Coordinated by the Aleph Institute, a Chabad-Lubavitch organization based in South Florida that caters to the needs of Jewish soldiers and prisoners, the campaign sent care packages and Passover Seder plates and supplies to everyone from submariners to front-line troops in Afghanistan. All told, 600 cases of grape juice, 900 pounds of hand-baked matzah, 11,000 pounds of machine-baked matzah, thousands of Haggadahs, and countless tins of macaroons and other kosher-for-Passover fare are now in the hands of America’s men and women in uniform.
“We even added white horseradish in little mustard packets,” explained Rabbi Menachem Katz, director of outreach programs at the Aleph Institute. “We opened up a Passover food business, practically a food company for Passover.”

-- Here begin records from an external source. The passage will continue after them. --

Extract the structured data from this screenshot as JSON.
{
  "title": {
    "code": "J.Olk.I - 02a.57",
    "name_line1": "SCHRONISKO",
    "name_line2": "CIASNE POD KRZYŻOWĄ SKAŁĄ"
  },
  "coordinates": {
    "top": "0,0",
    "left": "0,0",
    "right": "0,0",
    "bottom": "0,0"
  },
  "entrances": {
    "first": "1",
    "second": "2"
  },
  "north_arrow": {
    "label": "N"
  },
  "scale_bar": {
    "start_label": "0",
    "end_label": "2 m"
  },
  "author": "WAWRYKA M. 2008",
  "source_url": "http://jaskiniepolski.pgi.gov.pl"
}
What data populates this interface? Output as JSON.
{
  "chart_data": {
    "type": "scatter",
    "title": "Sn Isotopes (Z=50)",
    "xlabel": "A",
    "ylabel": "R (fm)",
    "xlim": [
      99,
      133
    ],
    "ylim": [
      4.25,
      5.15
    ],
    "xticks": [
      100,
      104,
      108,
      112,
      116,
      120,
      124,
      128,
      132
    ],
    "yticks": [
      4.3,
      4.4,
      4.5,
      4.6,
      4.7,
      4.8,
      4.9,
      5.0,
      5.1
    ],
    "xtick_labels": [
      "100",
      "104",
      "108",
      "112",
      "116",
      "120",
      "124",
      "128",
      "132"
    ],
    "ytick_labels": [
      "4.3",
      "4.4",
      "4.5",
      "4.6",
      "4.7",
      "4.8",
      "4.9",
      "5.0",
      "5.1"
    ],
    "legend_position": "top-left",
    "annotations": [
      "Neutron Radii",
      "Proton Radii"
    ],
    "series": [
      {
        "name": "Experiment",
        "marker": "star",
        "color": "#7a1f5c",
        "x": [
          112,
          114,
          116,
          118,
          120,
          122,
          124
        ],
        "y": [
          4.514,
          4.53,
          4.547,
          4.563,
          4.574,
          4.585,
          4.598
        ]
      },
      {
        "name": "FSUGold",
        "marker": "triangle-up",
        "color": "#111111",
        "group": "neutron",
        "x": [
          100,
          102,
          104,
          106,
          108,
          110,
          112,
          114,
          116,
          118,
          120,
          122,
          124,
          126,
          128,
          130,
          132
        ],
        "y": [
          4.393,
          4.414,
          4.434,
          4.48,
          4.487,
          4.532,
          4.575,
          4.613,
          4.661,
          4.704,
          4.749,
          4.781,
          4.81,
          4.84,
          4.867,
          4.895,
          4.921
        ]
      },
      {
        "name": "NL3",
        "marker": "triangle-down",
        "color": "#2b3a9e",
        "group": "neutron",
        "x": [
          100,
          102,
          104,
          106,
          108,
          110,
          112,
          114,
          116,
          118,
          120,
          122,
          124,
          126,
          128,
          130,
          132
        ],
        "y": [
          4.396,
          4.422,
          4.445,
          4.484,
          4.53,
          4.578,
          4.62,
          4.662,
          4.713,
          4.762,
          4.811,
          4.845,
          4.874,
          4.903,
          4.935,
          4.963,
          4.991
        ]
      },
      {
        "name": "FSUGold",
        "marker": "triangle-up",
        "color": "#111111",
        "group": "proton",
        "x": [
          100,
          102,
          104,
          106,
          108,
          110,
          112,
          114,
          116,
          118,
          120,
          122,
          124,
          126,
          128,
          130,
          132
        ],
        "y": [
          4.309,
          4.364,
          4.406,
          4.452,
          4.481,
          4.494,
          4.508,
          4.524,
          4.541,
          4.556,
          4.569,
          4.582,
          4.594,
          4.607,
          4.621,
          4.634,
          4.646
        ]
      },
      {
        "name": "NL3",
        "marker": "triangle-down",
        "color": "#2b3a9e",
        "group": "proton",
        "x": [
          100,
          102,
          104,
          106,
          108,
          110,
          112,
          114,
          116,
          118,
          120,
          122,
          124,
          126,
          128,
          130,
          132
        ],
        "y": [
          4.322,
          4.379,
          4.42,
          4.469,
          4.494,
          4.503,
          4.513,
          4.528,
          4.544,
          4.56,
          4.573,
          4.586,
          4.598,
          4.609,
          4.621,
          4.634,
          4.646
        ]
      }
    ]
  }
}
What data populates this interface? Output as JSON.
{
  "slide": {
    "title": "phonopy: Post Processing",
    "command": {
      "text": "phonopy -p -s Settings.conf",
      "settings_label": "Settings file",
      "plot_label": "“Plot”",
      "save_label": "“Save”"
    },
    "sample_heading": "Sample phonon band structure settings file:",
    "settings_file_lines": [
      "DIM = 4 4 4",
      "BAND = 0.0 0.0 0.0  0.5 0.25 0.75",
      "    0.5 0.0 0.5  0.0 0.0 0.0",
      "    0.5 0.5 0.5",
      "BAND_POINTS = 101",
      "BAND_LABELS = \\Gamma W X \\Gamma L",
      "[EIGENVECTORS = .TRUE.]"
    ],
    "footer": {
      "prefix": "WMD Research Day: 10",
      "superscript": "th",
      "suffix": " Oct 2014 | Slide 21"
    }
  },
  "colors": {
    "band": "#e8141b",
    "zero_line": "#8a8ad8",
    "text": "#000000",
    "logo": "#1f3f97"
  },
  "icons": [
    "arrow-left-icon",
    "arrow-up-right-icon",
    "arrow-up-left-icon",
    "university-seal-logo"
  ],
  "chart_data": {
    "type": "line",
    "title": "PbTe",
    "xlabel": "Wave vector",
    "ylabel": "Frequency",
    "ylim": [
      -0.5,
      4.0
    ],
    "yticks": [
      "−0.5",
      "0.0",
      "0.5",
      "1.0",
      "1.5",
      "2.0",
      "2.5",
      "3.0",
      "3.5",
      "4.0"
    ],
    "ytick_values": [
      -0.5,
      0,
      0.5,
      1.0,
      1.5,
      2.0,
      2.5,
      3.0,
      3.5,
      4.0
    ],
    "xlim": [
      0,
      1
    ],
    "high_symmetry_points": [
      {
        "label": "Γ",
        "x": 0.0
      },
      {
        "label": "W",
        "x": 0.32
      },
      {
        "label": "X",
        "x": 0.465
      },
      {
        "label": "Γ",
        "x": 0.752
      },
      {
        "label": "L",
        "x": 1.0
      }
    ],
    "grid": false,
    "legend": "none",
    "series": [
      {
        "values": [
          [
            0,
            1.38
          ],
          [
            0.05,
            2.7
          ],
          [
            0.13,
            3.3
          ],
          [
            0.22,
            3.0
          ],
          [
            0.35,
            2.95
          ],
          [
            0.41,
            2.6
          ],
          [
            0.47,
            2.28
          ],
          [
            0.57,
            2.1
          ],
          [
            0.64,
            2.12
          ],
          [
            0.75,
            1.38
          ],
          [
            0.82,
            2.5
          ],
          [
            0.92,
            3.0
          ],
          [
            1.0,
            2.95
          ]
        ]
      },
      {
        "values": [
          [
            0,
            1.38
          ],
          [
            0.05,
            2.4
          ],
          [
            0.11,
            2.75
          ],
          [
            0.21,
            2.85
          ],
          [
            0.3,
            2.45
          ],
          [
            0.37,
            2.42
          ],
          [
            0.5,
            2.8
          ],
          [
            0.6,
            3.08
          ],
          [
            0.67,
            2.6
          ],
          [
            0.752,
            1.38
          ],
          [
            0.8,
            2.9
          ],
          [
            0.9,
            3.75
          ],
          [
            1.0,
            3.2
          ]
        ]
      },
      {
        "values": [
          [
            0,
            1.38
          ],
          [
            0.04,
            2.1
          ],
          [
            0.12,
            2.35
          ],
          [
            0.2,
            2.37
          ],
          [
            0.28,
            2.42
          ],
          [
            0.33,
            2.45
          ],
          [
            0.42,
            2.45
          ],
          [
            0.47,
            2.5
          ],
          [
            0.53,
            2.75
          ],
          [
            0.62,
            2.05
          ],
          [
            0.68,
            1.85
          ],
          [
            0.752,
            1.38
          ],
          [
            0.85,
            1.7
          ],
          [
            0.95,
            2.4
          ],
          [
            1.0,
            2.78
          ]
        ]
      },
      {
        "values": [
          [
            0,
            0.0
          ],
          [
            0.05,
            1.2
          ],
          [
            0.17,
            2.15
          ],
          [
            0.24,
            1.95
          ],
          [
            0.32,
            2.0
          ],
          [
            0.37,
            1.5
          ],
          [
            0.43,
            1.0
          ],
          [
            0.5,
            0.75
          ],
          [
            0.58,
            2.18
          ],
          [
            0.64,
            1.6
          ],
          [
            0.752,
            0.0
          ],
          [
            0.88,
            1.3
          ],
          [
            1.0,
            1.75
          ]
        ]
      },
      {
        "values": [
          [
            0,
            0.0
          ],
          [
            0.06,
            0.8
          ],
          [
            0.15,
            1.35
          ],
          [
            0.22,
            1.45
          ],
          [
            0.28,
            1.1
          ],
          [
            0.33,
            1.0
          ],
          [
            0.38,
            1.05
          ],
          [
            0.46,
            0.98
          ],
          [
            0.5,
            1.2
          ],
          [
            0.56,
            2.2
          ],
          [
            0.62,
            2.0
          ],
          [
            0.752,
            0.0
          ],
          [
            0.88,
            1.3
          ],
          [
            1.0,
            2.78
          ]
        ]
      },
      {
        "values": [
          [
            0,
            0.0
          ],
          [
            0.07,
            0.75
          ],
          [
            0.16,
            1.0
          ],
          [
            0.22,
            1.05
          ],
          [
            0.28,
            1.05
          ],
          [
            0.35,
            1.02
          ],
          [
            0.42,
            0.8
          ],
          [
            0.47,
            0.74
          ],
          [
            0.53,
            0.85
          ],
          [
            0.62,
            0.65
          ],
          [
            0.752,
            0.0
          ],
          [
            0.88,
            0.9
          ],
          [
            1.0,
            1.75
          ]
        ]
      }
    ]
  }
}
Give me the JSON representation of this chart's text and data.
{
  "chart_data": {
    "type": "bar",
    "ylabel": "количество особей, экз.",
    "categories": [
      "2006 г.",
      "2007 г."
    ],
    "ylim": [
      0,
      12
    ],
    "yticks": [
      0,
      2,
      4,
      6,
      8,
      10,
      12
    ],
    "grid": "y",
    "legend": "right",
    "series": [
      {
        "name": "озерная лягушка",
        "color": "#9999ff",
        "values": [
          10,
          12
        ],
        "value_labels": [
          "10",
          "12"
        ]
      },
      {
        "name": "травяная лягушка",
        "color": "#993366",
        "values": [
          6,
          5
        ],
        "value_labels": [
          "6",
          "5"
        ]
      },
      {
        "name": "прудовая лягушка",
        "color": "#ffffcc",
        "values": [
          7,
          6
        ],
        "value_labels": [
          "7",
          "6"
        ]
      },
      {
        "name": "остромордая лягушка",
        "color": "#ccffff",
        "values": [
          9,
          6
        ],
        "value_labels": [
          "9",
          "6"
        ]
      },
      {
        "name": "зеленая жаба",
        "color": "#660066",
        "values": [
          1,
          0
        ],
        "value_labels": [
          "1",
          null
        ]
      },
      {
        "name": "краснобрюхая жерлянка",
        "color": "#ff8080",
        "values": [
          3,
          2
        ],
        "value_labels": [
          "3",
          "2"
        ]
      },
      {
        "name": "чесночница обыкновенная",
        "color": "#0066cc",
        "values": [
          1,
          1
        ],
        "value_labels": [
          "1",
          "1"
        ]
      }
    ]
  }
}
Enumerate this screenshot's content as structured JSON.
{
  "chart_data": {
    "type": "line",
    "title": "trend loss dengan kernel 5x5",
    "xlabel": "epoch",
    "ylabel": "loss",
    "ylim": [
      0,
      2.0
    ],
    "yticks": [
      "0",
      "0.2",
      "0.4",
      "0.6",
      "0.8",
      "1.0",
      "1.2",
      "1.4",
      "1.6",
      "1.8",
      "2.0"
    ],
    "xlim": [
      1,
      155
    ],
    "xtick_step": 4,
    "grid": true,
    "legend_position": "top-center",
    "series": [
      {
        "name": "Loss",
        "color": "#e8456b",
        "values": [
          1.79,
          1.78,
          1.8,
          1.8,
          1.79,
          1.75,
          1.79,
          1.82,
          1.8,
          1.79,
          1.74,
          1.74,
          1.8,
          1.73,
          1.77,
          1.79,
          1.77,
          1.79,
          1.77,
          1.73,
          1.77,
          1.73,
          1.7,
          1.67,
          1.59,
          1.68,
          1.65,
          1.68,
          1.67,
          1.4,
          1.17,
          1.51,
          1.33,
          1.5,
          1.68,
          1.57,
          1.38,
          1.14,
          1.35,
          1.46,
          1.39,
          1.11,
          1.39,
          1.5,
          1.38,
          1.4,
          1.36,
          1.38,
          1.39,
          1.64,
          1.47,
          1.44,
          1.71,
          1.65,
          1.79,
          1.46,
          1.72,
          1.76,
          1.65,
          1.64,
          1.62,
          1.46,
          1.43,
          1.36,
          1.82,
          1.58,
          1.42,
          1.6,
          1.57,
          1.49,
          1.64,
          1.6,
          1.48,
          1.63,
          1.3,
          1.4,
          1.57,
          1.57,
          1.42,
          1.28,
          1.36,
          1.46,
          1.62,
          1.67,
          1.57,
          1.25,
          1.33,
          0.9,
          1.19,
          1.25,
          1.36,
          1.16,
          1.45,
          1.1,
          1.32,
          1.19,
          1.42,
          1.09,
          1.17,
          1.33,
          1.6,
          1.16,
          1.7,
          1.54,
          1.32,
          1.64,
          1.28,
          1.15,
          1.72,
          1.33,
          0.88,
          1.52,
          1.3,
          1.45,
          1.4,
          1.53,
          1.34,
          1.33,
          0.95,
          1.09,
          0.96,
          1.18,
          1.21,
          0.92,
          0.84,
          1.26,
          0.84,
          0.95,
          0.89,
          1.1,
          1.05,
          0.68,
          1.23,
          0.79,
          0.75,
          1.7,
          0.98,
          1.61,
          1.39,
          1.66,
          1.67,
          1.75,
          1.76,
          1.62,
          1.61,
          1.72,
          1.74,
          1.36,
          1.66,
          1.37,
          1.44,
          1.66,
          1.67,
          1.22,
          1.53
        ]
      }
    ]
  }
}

Making it happen isn’t easy, and takes a lot of coordination. Staff sent guidance to prison officials outlining exactly what inmates will need to do for the Passover Seders Monday and Tuesday night next week.
“A lot of work goes into this,” said Katz. “We start planning in December for this holiday.”
According to the rabbi, shipping overseas often requires going outside of the traditional networks maintained by the U.S. Postal Service and FedEx. And the list of recipients – collected from the soldiers themselves and their concerned parents and loved ones – keeps growing.
“We have Jewish people in Liberia that are getting Seder plates from us,” he detailed. “We get e-mails all the time from sailors saying they’re the only ones on a ship. If we don’t send them these packages, they don’t have a Seder.”
Each year, Aleph spends between $200,000 and $250,000 on the Passover distributions.

Sometimes, especially for Jewish prisoners, the packages are not enough.
Rabbi Moshe Vogel, the Pittsburgh-based executive director of Aleph Northeast, said the federal government’s budget crisis could affect the prison staffing necessary for Seders to take place.
“It’s a serious issue, and we’re going to have to deal with it,” said Vogel.
His branch of Aleph, which serves Pennsylvania, West Virginia and Ohio, sent out thousands of shelf-stable meals by UPS to get inmates through the holiday. They began before Chanukah to get the grape juice, gefilte fish, matzah, macaroons and more out to the prison population; in Pennsylvania alone there are 40 state prisons, 60 county jails and 15 federal prisons with a combined Jewish population of 500, according to the state Department of Corrections. (Statistics suggest a national Jewish prison population of more than 40,000.)
Recipients of the packages maintain that the ability to participate in a Seder strengthens their self-worth and Jewish identity.
Richard Goldstein, an ex-inmate who now works as Aleph’s volunteer coordinator, said being able to participate in Seders while in prison was an important reminder that he was still part of the Jewish community.
“It’s hard to put into words how it makes you feel when you can do that; it certainly means a lot more to you when you’re in prison, because you can relate more to the story,” he explained. “There you are a prisoner; as much as you’d like to get out, you can’t. You have empathy for the slaves in Egypt.
“You did something wrong and you’re being punished for it,” he added. “But you’re still a Jew.”